We didn’t do lunch. After sunset, we linked up and then hiked back to our campsite, where Daddy would add something new to the pot of camper’s stew we’d been working on all week. Sometimes, he’d fry some catfish we caught in the river nearby or grill pork chops or venison brought from home.
Our meals were mostly meat, coffee and “light” bread. Man food. Some mornings, Daddy would cook up a camper’s omelet — chopped bacon; six or seven eggs; a large, chopped onion; chopped green pepper and a can of mushroom pieces (drained first, of course). Seasoning included salt, pepper, Tabasco sauce and a generous-though-unintentional sprinkling of Georgia red clay.
After perfecting my camping skills while camping with high-school buddies, I adapted Daddy’s camper’s omelet by using a C-ration that was supposed to be a scrambled-egg cake with tiny chunks of ham in it.

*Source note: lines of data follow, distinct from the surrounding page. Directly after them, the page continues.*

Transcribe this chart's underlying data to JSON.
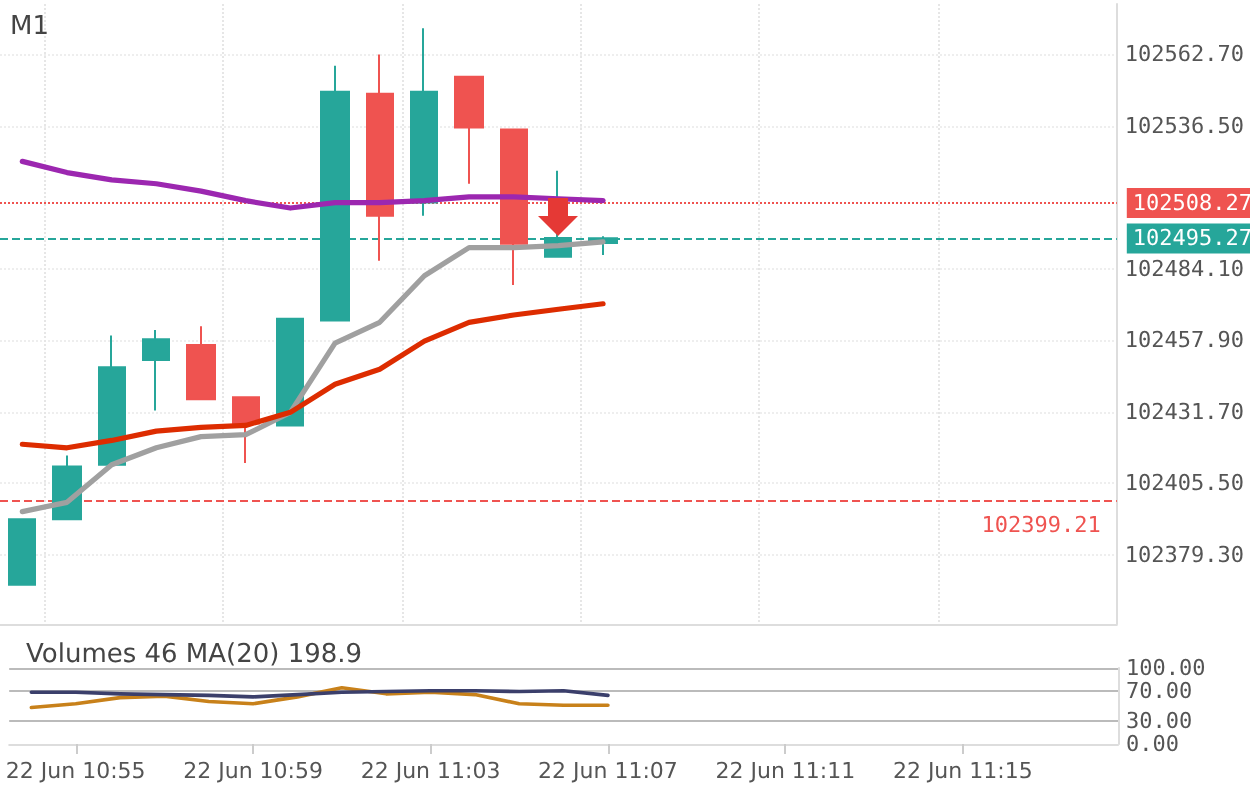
{
  "chart_data": [
    {
      "type": "candlestick",
      "title": "M1",
      "tick_labels": "y",
      "grid": true,
      "marker": "none",
      "line_style": "solid",
      "categories": [
        null,
        null,
        null,
        null,
        null,
        null,
        null,
        null,
        null,
        null,
        null,
        null,
        null,
        null,
        null,
        null,
        null,
        null,
        null,
        null,
        null,
        null,
        null,
        null,
        null
      ],
      "ylim": [
        102353.9,
        102581.2
      ],
      "yticks": [
        {
          "value": 102379.3,
          "label": "102379.30"
        },
        {
          "value": 102405.5,
          "label": "102405.50"
        },
        {
          "value": 102431.7,
          "label": "102431.70"
        },
        {
          "value": 102457.9,
          "label": "102457.90"
        },
        {
          "value": 102484.1,
          "label": "102484.10"
        },
        {
          "value": 102536.5,
          "label": "102536.50"
        },
        {
          "value": 102562.7,
          "label": "102562.70"
        }
      ],
      "series": [
        {
          "type": "candlestick",
          "ohlc": [
            [
              102368.3,
              102392.3,
              102368.3,
              102392.3
            ],
            [
              102392.3,
              102415.7,
              102392.3,
              102411.6
            ],
            [
              102412.3,
              102459.7,
              102412.3,
              102448.0
            ],
            [
              102450.7,
              102461.7,
              102432.2,
              102458.3
            ],
            [
              102456.2,
              102463.1,
              102436.3,
              102436.3
            ],
            [
              102437.0,
              102437.0,
              102412.9,
              102427.4
            ],
            [
              102426.7,
              102465.8,
              102426.7,
              102465.8
            ],
            [
              102465.2,
              102558.6,
              102465.2,
              102549.0
            ],
            [
              102548.3,
              102562.7,
              102487.1,
              102503.6
            ],
            [
              102508.4,
              102572.3,
              102503.6,
              102549.0
            ],
            [
              102554.5,
              102554.5,
              102515.3,
              102535.9
            ],
            [
              102535.2,
              102535.2,
              102478.2,
              102493.3
            ],
            [
              102488.5,
              102520.1,
              102488.5,
              102495.4
            ],
            [
              102493.6,
              102496.1,
              102489.2,
              102495.3
            ],
            null,
            null,
            null,
            null,
            null,
            null,
            null,
            null,
            null,
            null,
            null
          ],
          "colors": [
            "#26a69a",
            "#26a69a",
            "#26a69a",
            "#26a69a",
            "#ef5350",
            "#ef5350",
            "#26a69a",
            "#26a69a",
            "#ef5350",
            "#26a69a",
            "#ef5350",
            "#ef5350",
            "#26a69a",
            "#26a69a",
            null,
            null,
            null,
            null,
            null,
            null,
            null,
            null,
            null,
            null,
            null
          ]
        },
        {
          "type": "line",
          "color": "#9c27b0",
          "values": [
            102523.5,
            102519.4,
            102516.7,
            102515.3,
            102512.6,
            102509.1,
            102506.4,
            102508.4,
            102508.4,
            102509.1,
            102510.5,
            102510.5,
            102509.8,
            102509.1,
            null,
            null,
            null,
            null,
            null,
            null,
            null,
            null,
            null,
            null,
            null
          ]
        },
        {
          "type": "line",
          "color": "#a0a0a0",
          "values": [
            102395.1,
            102398.5,
            102412.3,
            102418.5,
            102422.6,
            102423.3,
            102431.5,
            102456.9,
            102464.5,
            102481.6,
            102491.9,
            102491.9,
            102492.6,
            102494.0,
            null,
            null,
            null,
            null,
            null,
            null,
            null,
            null,
            null,
            null,
            null
          ]
        },
        {
          "type": "line",
          "color": "#dd2c00",
          "values": [
            102419.8,
            102418.5,
            102421.2,
            102424.6,
            102426.0,
            102426.7,
            102431.5,
            102441.8,
            102447.3,
            102457.6,
            102464.5,
            102467.2,
            102469.3,
            102471.3,
            null,
            null,
            null,
            null,
            null,
            null,
            null,
            null,
            null,
            null,
            null
          ]
        }
      ],
      "ref_lines": [
        {
          "axis": "y",
          "value": 102508.27,
          "label": "102508.27",
          "color": "#ef5350",
          "line_style": "dotted"
        },
        {
          "axis": "y",
          "value": 102495.27,
          "label": "102495.27",
          "color": "#26a69a",
          "line_style": "dashed"
        },
        {
          "axis": "y",
          "value": 102399.21,
          "label": "102399.21",
          "color": "#ef5350",
          "line_style": "dashed"
        }
      ]
    },
    {
      "type": "line",
      "title": "Volumes 46 MA(20) 198.9",
      "grid": "y",
      "marker": "none",
      "line_style": "solid",
      "categories": [
        null,
        "22 Jun 10:55",
        null,
        null,
        null,
        "22 Jun 10:59",
        null,
        null,
        null,
        "22 Jun 11:03",
        null,
        null,
        null,
        "22 Jun 11:07",
        null,
        null,
        null,
        "22 Jun 11:11",
        null,
        null,
        null,
        "22 Jun 11:15",
        null,
        null,
        null
      ],
      "ylim": [
        0,
        100
      ],
      "yticks": [
        {
          "value": 0,
          "label": "0.00"
        },
        {
          "value": 30,
          "label": "30.00"
        },
        {
          "value": 70,
          "label": "70.00"
        },
        {
          "value": 100,
          "label": "100.00"
        }
      ],
      "series": [
        {
          "color": "#c8811a",
          "values": [
            48,
            53,
            61,
            63,
            56,
            53,
            62,
            74,
            66,
            68,
            65,
            53,
            51,
            51,
            null,
            null,
            null,
            null,
            null,
            null,
            null,
            null,
            null,
            null,
            null
          ]
        },
        {
          "color": "#3b3f6b",
          "values": [
            68,
            68,
            66,
            65,
            64,
            62,
            65,
            68,
            69,
            70,
            70,
            69,
            70,
            64,
            null,
            null,
            null,
            null,
            null,
            null,
            null,
            null,
            null,
            null,
            null
          ]
        }
      ]
    }
  ]
}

I only did this if I happened to find some wild onions during the previous day’s infantry training. I’d chop up the canned eggs (without the can) and onions in my mess-kit frying pan, and then add another C-ration called “pork slices cooked with juices.”
To this, I added cheese spread from the accessory package, plenty of salt, pepper, Tabasco sauce and Fort Bragg sand. It wasn’t Denny’s, but it was OK.

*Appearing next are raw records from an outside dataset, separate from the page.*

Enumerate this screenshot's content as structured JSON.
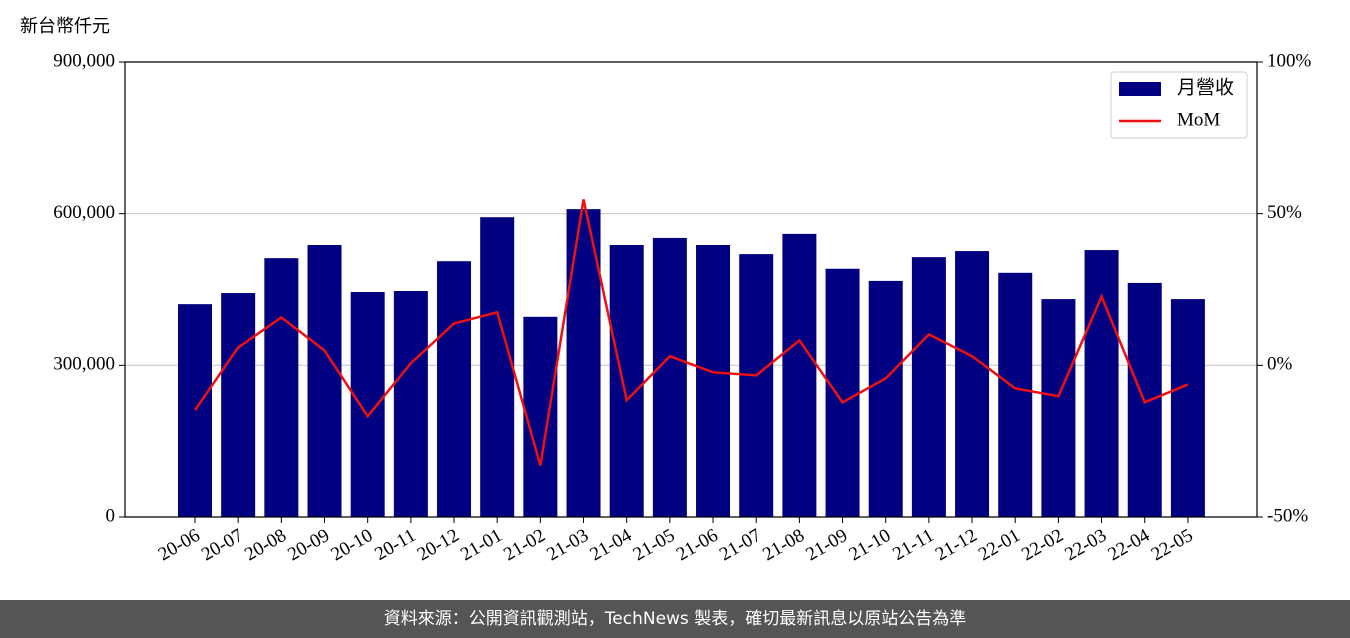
{
  "chart_data": {
    "type": "bar",
    "unit_label": "新台幣仟元",
    "categories": [
      "20-06",
      "20-07",
      "20-08",
      "20-09",
      "20-10",
      "20-11",
      "20-12",
      "21-01",
      "21-02",
      "21-03",
      "21-04",
      "21-05",
      "21-06",
      "21-07",
      "21-08",
      "21-09",
      "21-10",
      "21-11",
      "21-12",
      "22-01",
      "22-02",
      "22-03",
      "22-04",
      "22-05"
    ],
    "series": [
      {
        "name": "月營收",
        "type": "bar",
        "axis": "y",
        "color": "#000080",
        "values": [
          421000,
          443000,
          512000,
          538000,
          445000,
          447000,
          506000,
          593000,
          396000,
          609000,
          538000,
          552000,
          538000,
          520000,
          560000,
          491000,
          467000,
          514000,
          526000,
          483000,
          431000,
          528000,
          463000,
          431000
        ]
      },
      {
        "name": "MoM",
        "type": "line",
        "axis": "y2",
        "color": "#ee1111",
        "values": [
          -14.8,
          5.9,
          15.8,
          4.9,
          -16.8,
          0.7,
          13.8,
          17.5,
          -33,
          54.7,
          -11.5,
          3,
          -2.3,
          -3.3,
          8.2,
          -12.2,
          -4.3,
          10.2,
          3,
          -7.6,
          -10.2,
          22.7,
          -12.2,
          -6.3
        ]
      }
    ],
    "ylim": [
      0,
      900000
    ],
    "yticks": [
      0,
      {
        "value": 300000,
        "label": "300,000"
      },
      {
        "value": 600000,
        "label": "600,000"
      },
      {
        "value": 900000,
        "label": "900,000"
      }
    ],
    "y2lim": [
      -50,
      100
    ],
    "y2ticks": [
      {
        "value": -50,
        "label": "-50%"
      },
      {
        "value": 0,
        "label": "0%"
      },
      {
        "value": 50,
        "label": "50%"
      },
      {
        "value": 100,
        "label": "100%"
      }
    ],
    "grid": true,
    "legend": "upper right"
  },
  "footer": "資料來源：公開資訊觀測站，TechNews 製表，確切最新訊息以原站公告為準"
}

The bad thing — if there is a bad thing — about camp cooking is the risk of a little dirt in your food. And bugs — lots of bugs, actually. Mosquitoes, mostly. Deer flies (also called swamp or yellow flies) could be a nuisance too, but you get used to them after a few days.
And “days” is the key to camp cooking that most folks don’t think about. It’s not the same as cooking on your back-porch grill, where you can run inside if it gets too hot or too cold, or when you’ve had about all the bug bites you can stand. And you can’t go back in the house to get something you need to continue cooking.

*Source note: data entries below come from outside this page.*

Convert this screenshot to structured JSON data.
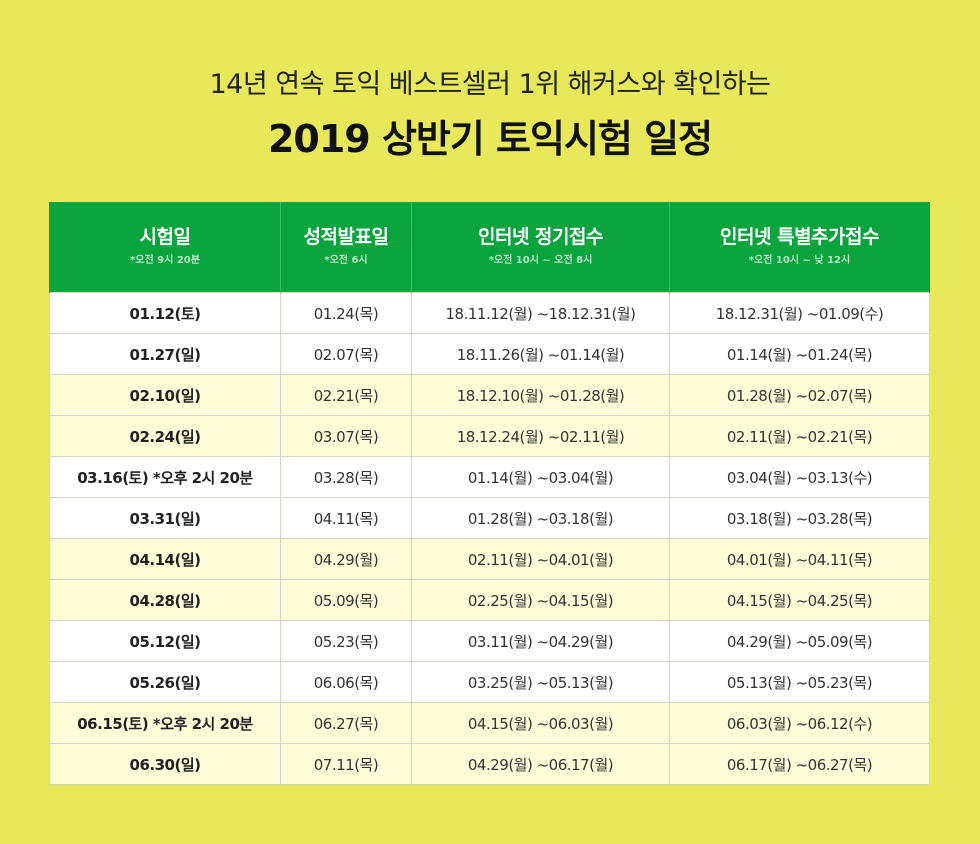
{
  "header": {
    "subtitle": "14년 연속 토익 베스트셀러 1위 해커스와 확인하는",
    "title": "2019 상반기 토익시험 일정"
  },
  "table": {
    "columns": [
      {
        "label": "시험일",
        "note": "*오전 9시 20분"
      },
      {
        "label": "성적발표일",
        "note": "*오전 6시"
      },
      {
        "label": "인터넷 정기접수",
        "note": "*오전 10시 ~ 오전 8시"
      },
      {
        "label": "인터넷 특별추가접수",
        "note": "*오전 10시 ~ 낮 12시"
      }
    ],
    "rows": [
      {
        "shade": "white",
        "exam_date": "01.12(토)",
        "result_date": "01.24(목)",
        "regular": "18.11.12(월) ~18.12.31(월)",
        "special": "18.12.31(월) ~01.09(수)"
      },
      {
        "shade": "white",
        "exam_date": "01.27(일)",
        "result_date": "02.07(목)",
        "regular": "18.11.26(월) ~01.14(월)",
        "special": "01.14(월) ~01.24(목)"
      },
      {
        "shade": "cream",
        "exam_date": "02.10(일)",
        "result_date": "02.21(목)",
        "regular": "18.12.10(월) ~01.28(월)",
        "special": "01.28(월) ~02.07(목)"
      },
      {
        "shade": "cream",
        "exam_date": "02.24(일)",
        "result_date": "03.07(목)",
        "regular": "18.12.24(월) ~02.11(월)",
        "special": "02.11(월) ~02.21(목)"
      },
      {
        "shade": "white",
        "exam_date": "03.16(토) *오후 2시 20분",
        "result_date": "03.28(목)",
        "regular": "01.14(월) ~03.04(월)",
        "special": "03.04(월) ~03.13(수)"
      },
      {
        "shade": "white",
        "exam_date": "03.31(일)",
        "result_date": "04.11(목)",
        "regular": "01.28(월) ~03.18(월)",
        "special": "03.18(월) ~03.28(목)"
      },
      {
        "shade": "cream",
        "exam_date": "04.14(일)",
        "result_date": "04.29(월)",
        "regular": "02.11(월) ~04.01(월)",
        "special": "04.01(월) ~04.11(목)"
      },
      {
        "shade": "cream",
        "exam_date": "04.28(일)",
        "result_date": "05.09(목)",
        "regular": "02.25(월) ~04.15(월)",
        "special": "04.15(월) ~04.25(목)"
      },
      {
        "shade": "white",
        "exam_date": "05.12(일)",
        "result_date": "05.23(목)",
        "regular": "03.11(월) ~04.29(월)",
        "special": "04.29(월) ~05.09(목)"
      },
      {
        "shade": "white",
        "exam_date": "05.26(일)",
        "result_date": "06.06(목)",
        "regular": "03.25(월) ~05.13(월)",
        "special": "05.13(월) ~05.23(목)"
      },
      {
        "shade": "cream",
        "exam_date": "06.15(토) *오후 2시 20분",
        "result_date": "06.27(목)",
        "regular": "04.15(월) ~06.03(월)",
        "special": "06.03(월) ~06.12(수)"
      },
      {
        "shade": "cream",
        "exam_date": "06.30(일)",
        "result_date": "07.11(목)",
        "regular": "04.29(월) ~06.17(월)",
        "special": "06.17(월) ~06.27(목)"
      }
    ]
  },
  "colors": {
    "background": "#e8e95a",
    "header_green": "#0aa43e",
    "row_white": "#ffffff",
    "row_cream": "#fdfdd8"
  }
}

If you forget to bring the extended “wiener” forks for your Ballpark Angus beef hotdogs, you can improvise with a long, sturdy, green stick. Always use green because if it’s dry, your hotdog and stick will both be in the fire before you know it.
If you are camping and forgot to bring food, it takes a little more time to improvise a replacement. Every outdoorsman knows fish will bite when you’re half-dreading the thought of taking them home to clean and put in the freezer. If you need to catch, clean, cook and eat them right now, they won’t bite.
That’s why it’s a good idea to always bring extra chow like Ramen noodles, trail mix or beef jerky.
My all-time favorite training exercise really was a week-long camping trip spent on a huge lake near Valdez, Alaska. We set up camp on a small peninsula. When we were not actually training, I was making use of the portable Shakespeare rod and reel I kept in my ruck. I admit the grayling trout I caught by the dozens were not keeper-size (legal), but my platoon buddies were glad to help eat the evidence.
Our platoon sergeant brought a Dutch oven, so I suggested we start a camper’s stew. Everyone contributed a can of something, but it needed more meat. Another guy carried a Ruger survival rifle in his ruck. This .22-caliber rifle came in three pieces and was perfect for squirrel hunting. I borrowed it and left camp, returning half an hour later with a half-dozen parka squirrels.
I could have gotten more, but I also came across some fresh bear scat. From the humongous bear tracks found nearby, it was clear this bear was too big for the stew pot. Besides, it’s wise to leave bears alone. Bears can be a bigger nuisance than deer flies and can ruin an otherwise fine campout.